Sono tremendi i dettagli sullo stato di estremo abbandono in cui la ragazza è stata trovata, tra rifiuti marciti e maleodoranti, e riconducono ad altre analoghe storie di abbandono nate nel cuore delle città. Come quella di Chiara, la giovane donna con disturbi psichici rinchiusa per anni dalla madre in un arioso condominio di via Caldieri, una delle strade più ambite del Vomero, e liberata qualche tempo fa, dopo che i vicini incapaci di captare per anni l’odore della sofferenza, tardivamente, percepirono quello dell’immondizia accumulata nel tempo. E ora come allora, forse anche più che in quel caso, sarebbe però insufficiente inchiodarsi sullo stereotipo dell’indifferenza di vicinato, dell’egoismo dei rapporti approdato in un Sud che una volta aveva reputazione di luogo di massima condivisione. Nella storia della quindicenne di Torre, nella segregazione inflittale, pesano molte altre cose concrete, molti altri atti mancati.

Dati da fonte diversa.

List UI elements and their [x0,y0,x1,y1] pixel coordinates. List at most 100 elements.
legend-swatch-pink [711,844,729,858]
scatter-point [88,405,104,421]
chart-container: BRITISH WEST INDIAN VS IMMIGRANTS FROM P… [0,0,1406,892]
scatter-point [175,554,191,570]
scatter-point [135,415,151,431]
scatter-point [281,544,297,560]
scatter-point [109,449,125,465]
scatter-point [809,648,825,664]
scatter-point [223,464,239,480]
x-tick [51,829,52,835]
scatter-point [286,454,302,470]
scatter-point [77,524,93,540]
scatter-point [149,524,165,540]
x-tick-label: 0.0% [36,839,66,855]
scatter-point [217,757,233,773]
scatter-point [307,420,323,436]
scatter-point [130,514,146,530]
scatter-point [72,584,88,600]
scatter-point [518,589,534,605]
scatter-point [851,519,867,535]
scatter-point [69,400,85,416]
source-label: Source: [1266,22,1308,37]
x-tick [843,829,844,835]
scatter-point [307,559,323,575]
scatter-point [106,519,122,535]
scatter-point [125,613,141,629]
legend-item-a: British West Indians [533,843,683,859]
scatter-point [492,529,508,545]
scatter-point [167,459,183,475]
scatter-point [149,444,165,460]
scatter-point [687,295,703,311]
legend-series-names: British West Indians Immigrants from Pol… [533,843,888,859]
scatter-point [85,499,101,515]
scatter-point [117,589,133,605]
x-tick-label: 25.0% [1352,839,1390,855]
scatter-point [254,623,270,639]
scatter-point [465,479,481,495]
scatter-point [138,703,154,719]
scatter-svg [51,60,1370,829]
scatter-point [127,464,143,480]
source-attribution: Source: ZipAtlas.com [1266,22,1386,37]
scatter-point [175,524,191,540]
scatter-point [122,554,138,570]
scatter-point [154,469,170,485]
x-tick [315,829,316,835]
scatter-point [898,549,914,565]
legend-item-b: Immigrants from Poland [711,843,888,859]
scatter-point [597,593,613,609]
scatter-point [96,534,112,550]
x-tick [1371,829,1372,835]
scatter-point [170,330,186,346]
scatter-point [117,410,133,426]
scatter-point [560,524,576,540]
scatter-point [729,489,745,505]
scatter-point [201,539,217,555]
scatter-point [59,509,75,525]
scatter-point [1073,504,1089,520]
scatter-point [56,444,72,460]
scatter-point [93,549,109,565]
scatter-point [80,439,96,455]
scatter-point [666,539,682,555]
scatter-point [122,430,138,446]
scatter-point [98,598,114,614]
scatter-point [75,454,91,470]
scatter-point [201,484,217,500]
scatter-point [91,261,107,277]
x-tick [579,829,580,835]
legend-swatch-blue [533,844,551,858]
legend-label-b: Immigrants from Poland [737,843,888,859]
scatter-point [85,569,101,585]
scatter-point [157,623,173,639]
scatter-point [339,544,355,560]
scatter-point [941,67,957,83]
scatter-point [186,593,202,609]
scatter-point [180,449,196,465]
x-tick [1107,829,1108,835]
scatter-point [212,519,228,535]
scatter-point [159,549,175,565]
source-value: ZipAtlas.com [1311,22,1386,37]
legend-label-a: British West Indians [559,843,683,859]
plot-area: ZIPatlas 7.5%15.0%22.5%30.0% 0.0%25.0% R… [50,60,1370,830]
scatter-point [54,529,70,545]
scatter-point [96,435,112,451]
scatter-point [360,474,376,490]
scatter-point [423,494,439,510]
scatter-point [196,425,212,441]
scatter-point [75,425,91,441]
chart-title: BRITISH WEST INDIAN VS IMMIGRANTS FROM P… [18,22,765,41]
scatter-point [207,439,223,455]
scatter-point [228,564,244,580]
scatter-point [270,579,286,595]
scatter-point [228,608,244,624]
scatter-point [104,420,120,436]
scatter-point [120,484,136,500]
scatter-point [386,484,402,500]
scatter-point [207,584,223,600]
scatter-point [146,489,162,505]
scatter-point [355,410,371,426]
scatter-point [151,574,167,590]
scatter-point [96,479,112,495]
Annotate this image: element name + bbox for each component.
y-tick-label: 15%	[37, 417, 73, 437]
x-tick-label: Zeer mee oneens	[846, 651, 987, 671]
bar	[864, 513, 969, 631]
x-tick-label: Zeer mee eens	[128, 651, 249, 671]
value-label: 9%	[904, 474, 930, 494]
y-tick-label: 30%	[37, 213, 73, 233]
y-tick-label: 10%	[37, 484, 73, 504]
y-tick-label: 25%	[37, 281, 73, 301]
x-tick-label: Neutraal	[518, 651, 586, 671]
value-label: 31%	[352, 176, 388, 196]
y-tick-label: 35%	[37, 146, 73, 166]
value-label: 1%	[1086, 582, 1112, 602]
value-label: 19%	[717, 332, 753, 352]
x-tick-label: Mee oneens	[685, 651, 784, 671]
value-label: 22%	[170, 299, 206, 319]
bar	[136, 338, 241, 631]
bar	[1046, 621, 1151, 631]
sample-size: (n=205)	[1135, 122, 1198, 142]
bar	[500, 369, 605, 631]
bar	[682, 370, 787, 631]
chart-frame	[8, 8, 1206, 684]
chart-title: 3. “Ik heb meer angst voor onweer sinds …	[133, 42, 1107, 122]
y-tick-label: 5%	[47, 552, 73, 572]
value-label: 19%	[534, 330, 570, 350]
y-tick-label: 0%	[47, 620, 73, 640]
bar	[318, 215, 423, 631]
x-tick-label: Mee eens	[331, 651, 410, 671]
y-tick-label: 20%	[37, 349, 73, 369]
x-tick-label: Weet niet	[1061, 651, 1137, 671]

Per esempio, com’è possibile che nessuno si sia accorto del fatto che una ragazzina di quindici anni non andava a scuola? Come si può sparire così agli occhi di tutti, negli anni che dovrebbero essere dei primi cimenti negli studi, delle prime socialità adolescenziali cui tutti hanno diritto, e in modo particolare ne avrebbe avuto bisogno, in una modalità sorvegliata e accudita, una ragazzina disabile? E ancora, perché quando il cattivo odore proveniente dalla casa ha indotto i vicini a dare l’allarme, il primo intervento dei servizi sociali e delle forze dell’ordine non ha coinciso con un’immediata soluzione del problema? Perché si è dovuto attendere oltre un mese perché la ragazza fosse liberata e finalmente sottoposta alle cure di una équipe medica?


In questa brutta storia risalta in modo insopportabile l’assenza di qualsiasi strategia d’inclusione sociale utile a guidare chi si trova in condizioni di disorientamento o alienazione mentale, così come la latitanza di servizi sociali e forme di assistenza domiciliari per chi vive il disagio psichico e per famiglie più di altre piegate dal peso di essere lasciate sole a gestirlo.
Ecco perché, nel conto degli orrori eretti a far da sbarra al carcere familiare della ragazzina di Torre, va messa anche la responsabilità di una dimensione pubblica che, quando è assente, imprigiona e abbandona chi è più debole a una solitudine senza scampo.